Sears returned to Houston after the war, serving as First Assistant City Attorney from 1946 to 1948, then as City Attorney from 1948 to 1956. He was considered to be an excellent City Attorney during these critical years of Houston's growth. He became a partner in the firm of Hofheinz, Sears, James and Burns from 1956 to 1961, then a partner of Sears and Burns from 1962 until his retirement in 1985.
Sears was decorated with the Purple Heart with Oak Leaf Cluster, was the recipient of Certificate of Meritorious Service, SSS, 1970. He was a member of the Texas Bar Foundation, the American Federated and Houston Bar Associations, American Judicature Society, National Institute of Municipal Law Officers, Texas State Bar, American and Southwestern Historical Associations, The Philosophical Society of Texas, The National Trust for Historical Preservations, The Retired Officers Association, and Delta Theta Phi (Scholarship Key).
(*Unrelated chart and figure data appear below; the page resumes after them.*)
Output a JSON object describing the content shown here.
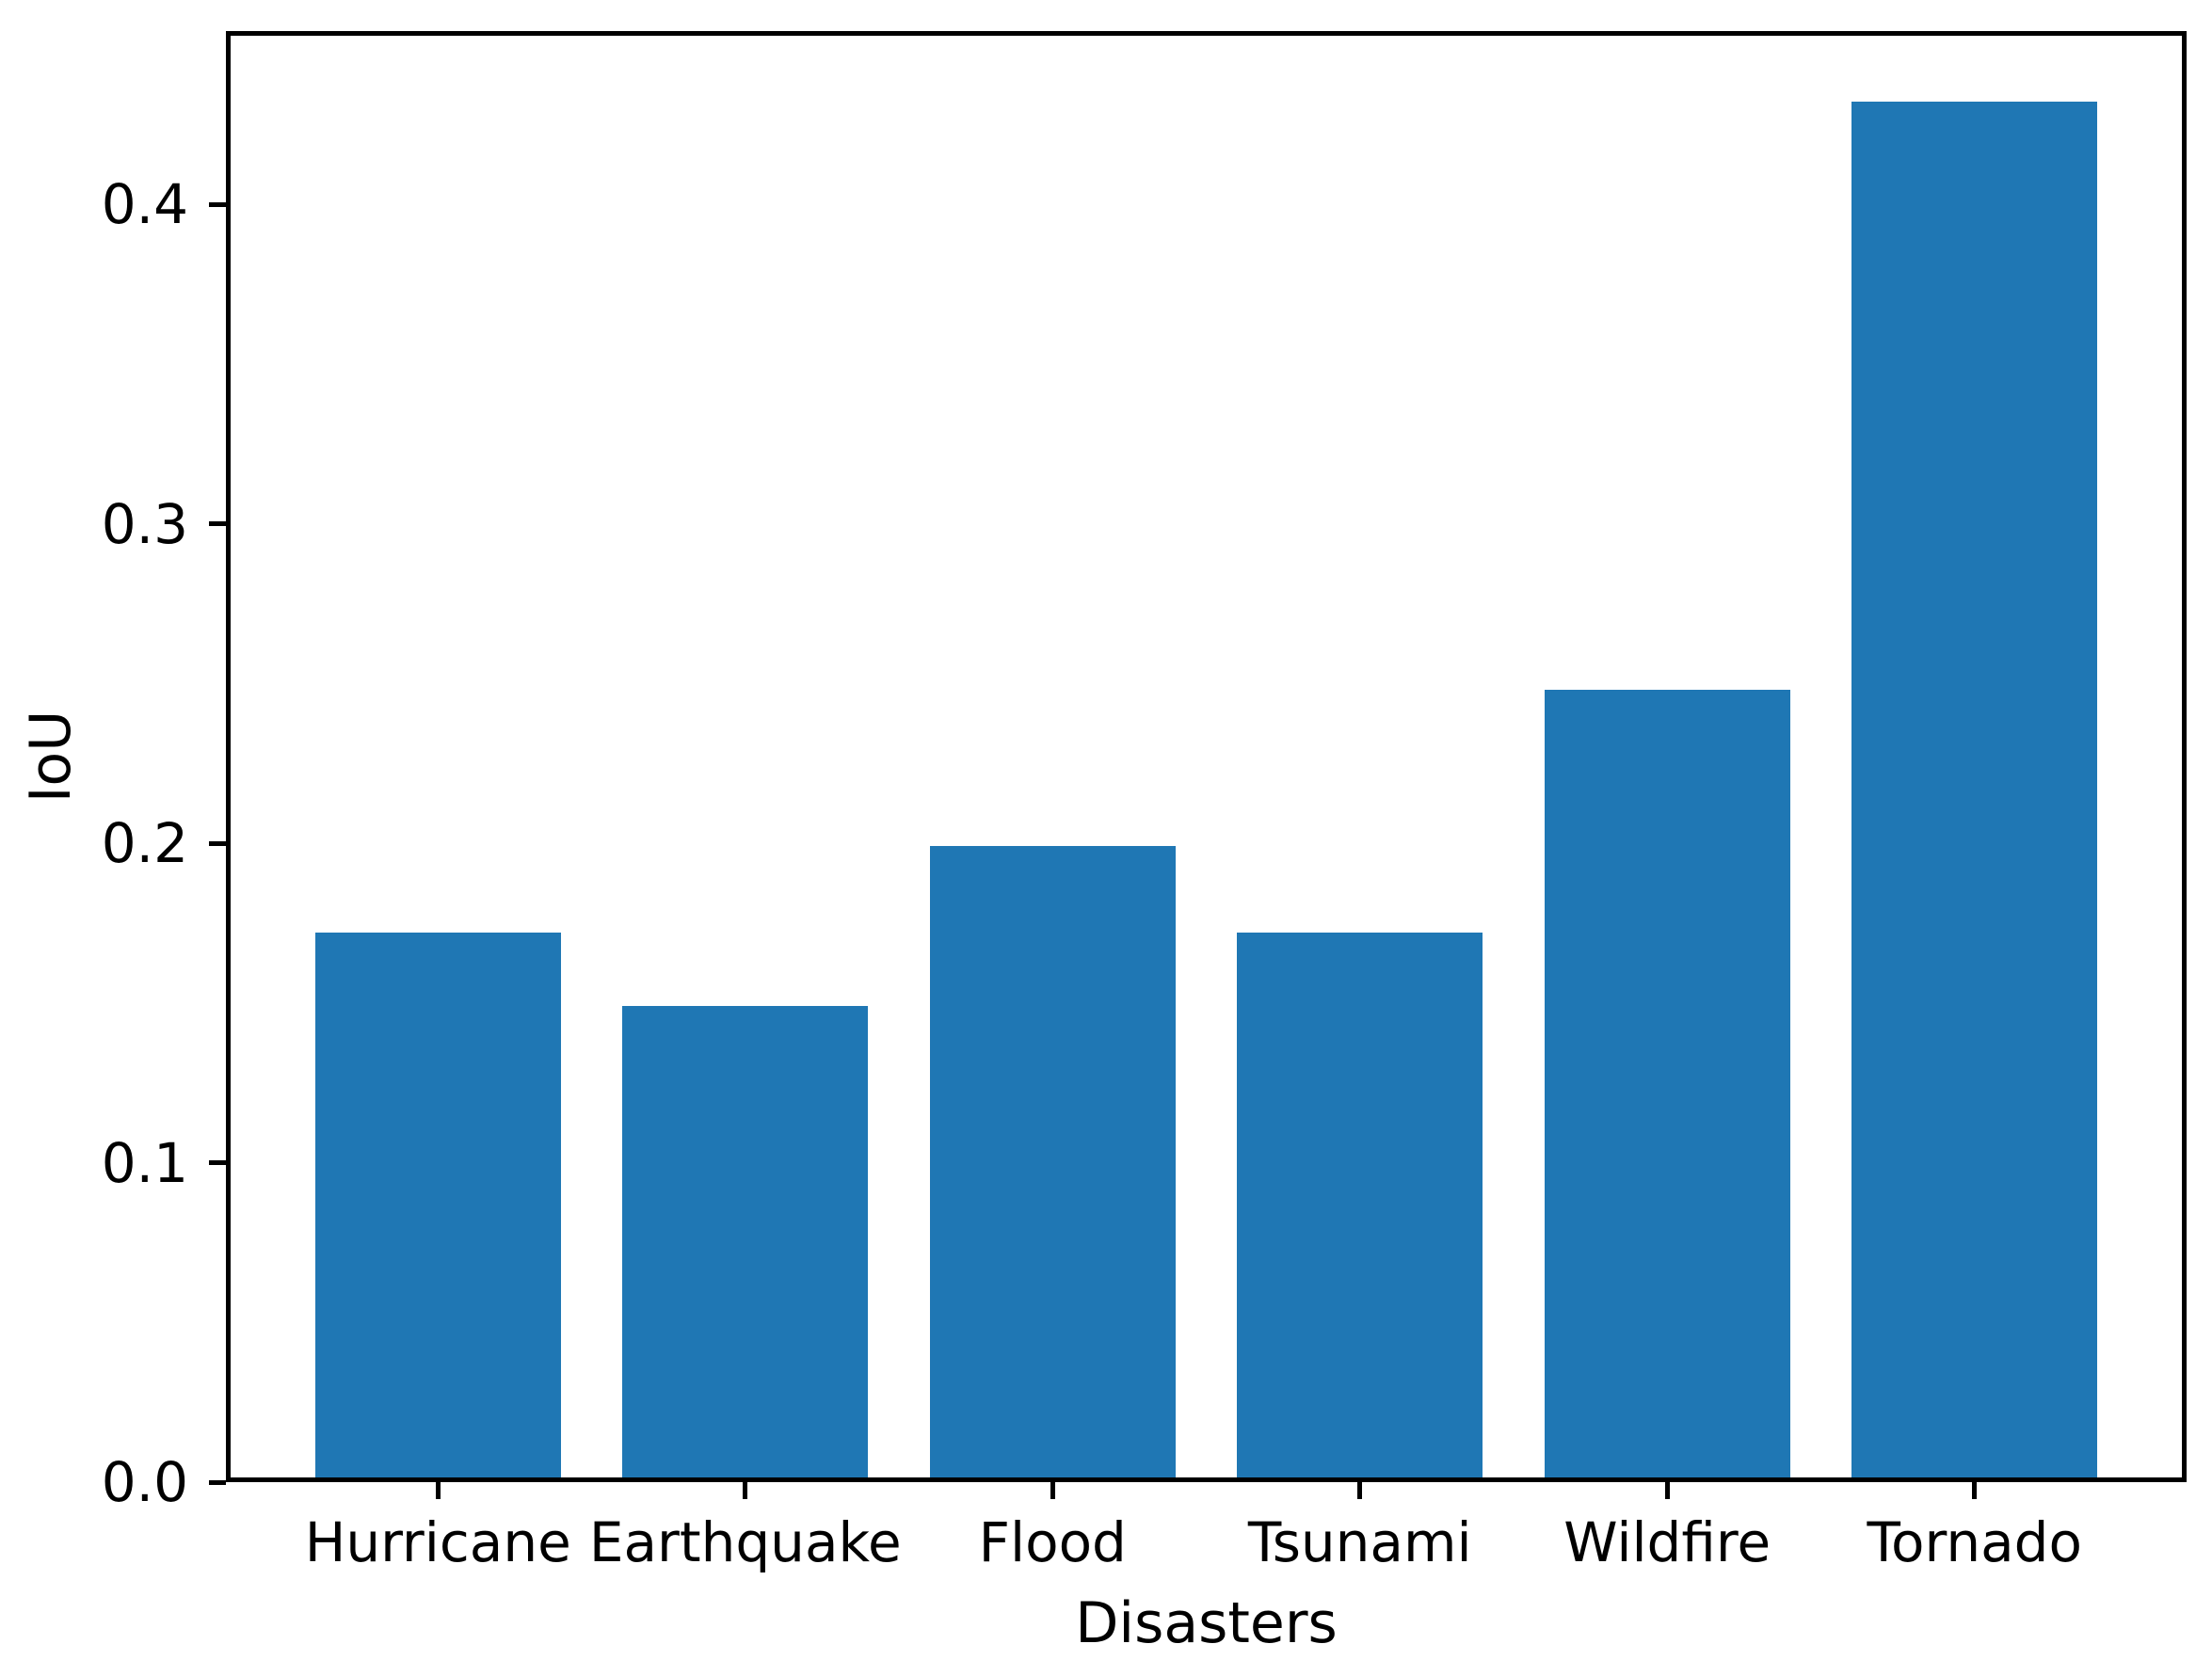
{
  "chart_data": {
    "type": "bar",
    "title": "",
    "xlabel": "Disasters",
    "ylabel": "IoU",
    "categories": [
      "Hurricane",
      "Earthquake",
      "Flood",
      "Tsunami",
      "Wildfire",
      "Tornado"
    ],
    "values": [
      0.172,
      0.149,
      0.199,
      0.172,
      0.248,
      0.432
    ],
    "yticks": [
      0.0,
      0.1,
      0.2,
      0.3,
      0.4
    ],
    "ytick_labels": [
      "0.0",
      "0.1",
      "0.2",
      "0.3",
      "0.4"
    ],
    "ylim": [
      0,
      0.4542
    ],
    "bar_color": "#1f77b4",
    "spine_color": "#000000",
    "text_color": "#000000",
    "background_color": "#ffffff",
    "grid": false,
    "legend": "none",
    "bar_width_fraction": 0.8
  }
}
Will Sears was a highly regarded Houstonian and Texan, especially well known throughout his community.
Robert S. Sparkman, MD, LLD, FACS
Robert S. Sparkman, well-known Dallas surgeon, teacher, and philanthropist, died of natural causes on March 22, 1997. He was 85.
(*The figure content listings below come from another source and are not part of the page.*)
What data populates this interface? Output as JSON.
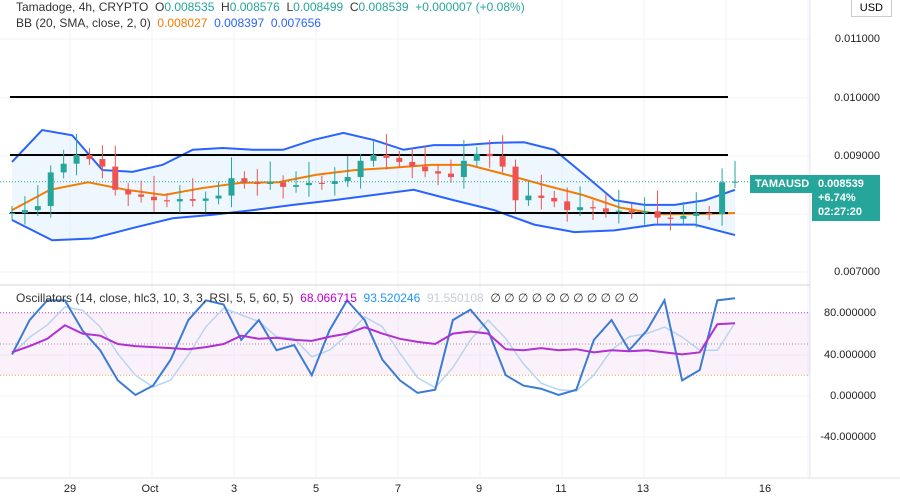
{
  "header": {
    "symbol": "Tamadoge, 4h, CRYPTO",
    "o_label": "O",
    "o": "0.008535",
    "h_label": "H",
    "h": "0.008576",
    "l_label": "L",
    "l": "0.008499",
    "c_label": "C",
    "c": "0.008539",
    "change": "+0.000007 (+0.08%)"
  },
  "bb": {
    "label": "BB (20, SMA, close, 2, 0)",
    "basis": "0.008027",
    "upper": "0.008397",
    "lower": "0.007656"
  },
  "osc": {
    "label": "Oscillators (14, close, hlc3, 10, 3, 3, RSI, 5, 5, 60, 5)",
    "v1": "68.066715",
    "v2": "93.520246",
    "v3": "91.550108",
    "zeros": "∅ ∅ ∅ ∅ ∅ ∅ ∅ ∅ ∅ ∅ ∅"
  },
  "currency": "USD",
  "price_axis": [
    "0.011000",
    "0.010000",
    "0.009000",
    "0.007000"
  ],
  "osc_axis": [
    "80.000000",
    "40.000000",
    "0.000000",
    "-40.000000"
  ],
  "time_axis": [
    "29",
    "Oct",
    "3",
    "5",
    "7",
    "9",
    "11",
    "13",
    "16"
  ],
  "price_tag": {
    "symbol": "TAMAUSD",
    "price": "0.008539",
    "change": "+6.74%",
    "countdown": "02:27:20"
  },
  "colors": {
    "up": "#26a69a",
    "down": "#ef5350",
    "bb_band": "#2962ff",
    "bb_basis": "#f57c00",
    "rsi": "#b030d0",
    "stoch": "#3a7bd5"
  },
  "chart_data": {
    "type": "candlestick",
    "closes": [
      0.008,
      0.00805,
      0.00812,
      0.0087,
      0.00885,
      0.009,
      0.00893,
      0.0088,
      0.0084,
      0.00832,
      0.00828,
      0.00822,
      0.0082,
      0.00824,
      0.00821,
      0.00825,
      0.0083,
      0.0086,
      0.00852,
      0.0085,
      0.00853,
      0.00845,
      0.00848,
      0.00852,
      0.0085,
      0.00855,
      0.00862,
      0.0089,
      0.009,
      0.00895,
      0.00888,
      0.0088,
      0.00872,
      0.00868,
      0.00862,
      0.0089,
      0.00902,
      0.00898,
      0.0088,
      0.00822,
      0.0083,
      0.00826,
      0.0082,
      0.00805,
      0.0081,
      0.00808,
      0.00802,
      0.00804,
      0.008,
      0.00803,
      0.00792,
      0.0079,
      0.00795,
      0.008,
      0.00798,
      0.00853,
      0.008539
    ],
    "levels": [
      0.01,
      0.009,
      0.008
    ],
    "bb_upper": [
      0.00888,
      0.00943,
      0.00934,
      0.00874,
      0.00871,
      0.00883,
      0.00909,
      0.00912,
      0.00909,
      0.00909,
      0.00926,
      0.00938,
      0.00926,
      0.00909,
      0.00917,
      0.00917,
      0.00921,
      0.00922,
      0.00909,
      0.00866,
      0.00822,
      0.00814,
      0.00814,
      0.00822,
      0.0084
    ],
    "bb_basis": [
      0.00805,
      0.0084,
      0.00853,
      0.0084,
      0.00831,
      0.00843,
      0.00852,
      0.00853,
      0.00866,
      0.00874,
      0.00878,
      0.00883,
      0.00883,
      0.00866,
      0.00848,
      0.00831,
      0.00809,
      0.00798,
      0.00798,
      0.008
    ],
    "bb_lower": [
      0.00788,
      0.00753,
      0.00756,
      0.00774,
      0.00791,
      0.00797,
      0.00805,
      0.00814,
      0.00822,
      0.00831,
      0.0084,
      0.00822,
      0.00805,
      0.0078,
      0.00767,
      0.0077,
      0.0078,
      0.0078,
      0.00762
    ],
    "stoch": [
      40,
      73,
      92,
      92,
      63,
      44,
      15,
      1,
      10,
      35,
      73,
      92,
      88,
      54,
      73,
      44,
      49,
      20,
      63,
      92,
      73,
      35,
      15,
      3,
      6,
      73,
      83,
      63,
      20,
      10,
      7,
      1,
      6,
      54,
      73,
      44,
      63,
      92,
      15,
      25,
      92,
      94
    ],
    "rsi": [
      42,
      48,
      55,
      68,
      60,
      58,
      50,
      48,
      47,
      46,
      45,
      47,
      50,
      58,
      55,
      56,
      54,
      53,
      57,
      60,
      66,
      60,
      55,
      52,
      50,
      60,
      62,
      60,
      45,
      44,
      46,
      44,
      45,
      42,
      44,
      43,
      44,
      42,
      40,
      42,
      69,
      70
    ],
    "price_range": [
      0.0068,
      0.0112
    ],
    "osc_range": [
      -50,
      100
    ]
  }
}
Dr. Sparkman was born in Brownwood, Texas, the son of Ellis H. and Viola Stanley Sparkman. He grew up in Waco, Texas where his father was chairman of the Department of Spanish at Baylor University. Dr. Sparkman received combined bachelor's and medical degrees in 1935. He served his internships at Cincinnati General Hospital, 1935-36 and at Good Samaritan, 1936-37 and his residences in pathology at Baylor Hospital, 1937, and in surgery at Cincinnati General Hospital, 1938-40. Dr. Sparkman served in the U.S. Army in the Southwest Pacific, attaining the rank of colonel and receiving the Bronze Star Medal. He also was awarded the Distinguished Unit Citation with Oak Leaf Cluster, invasion Arrowhead, and 3 Battle Stars. He was a Distinguished Alumnus of Baylor University in Waco, Texas and Baylor College of Medicine in Houston. He was a member of Baylor Chapter Alpha Epsilon Delta, Phi Beta Kappa and Alpha Omega Alpha. He was awarded an honorary Doctor of Laws degree by Baylor University.
Dr. Sparkman was in the private practice of surgery in Dallas from 1946-1988; he was chief of the Department of Surgery at Baylor Hospital from 1969 to 1981; Chief Emeritus Department of Surgery Baylor Hospital since 1982; clinical professor of surgery at UT Southwestern Medical School; and founder and honorary member of the Society of Baylor Surgeons. Dr. Sparkman was a widely published author and speaker. He was a member of more than 20 professional societies and has honorary fellowships in seven. In addition, Dr. Sparkman was a member of the Advisory Council to the Friends of the Library and a devotee of rare books, and a loyal member of The Philosophical Society for many years.
Dr. Sparkman is survived by his wife, Willie Ford Bassett Sparkman of Dallas; his sister, Dorothy Black, of San Antonio, Texas; his nephew William Stanley Black, his two grandnephews and his grandniece.
The 1996 memorial for James Udell Teague incorrectly listed Mrs. Teague's name a Lara. It should read Lora Ruth Lindholm. We regret the error.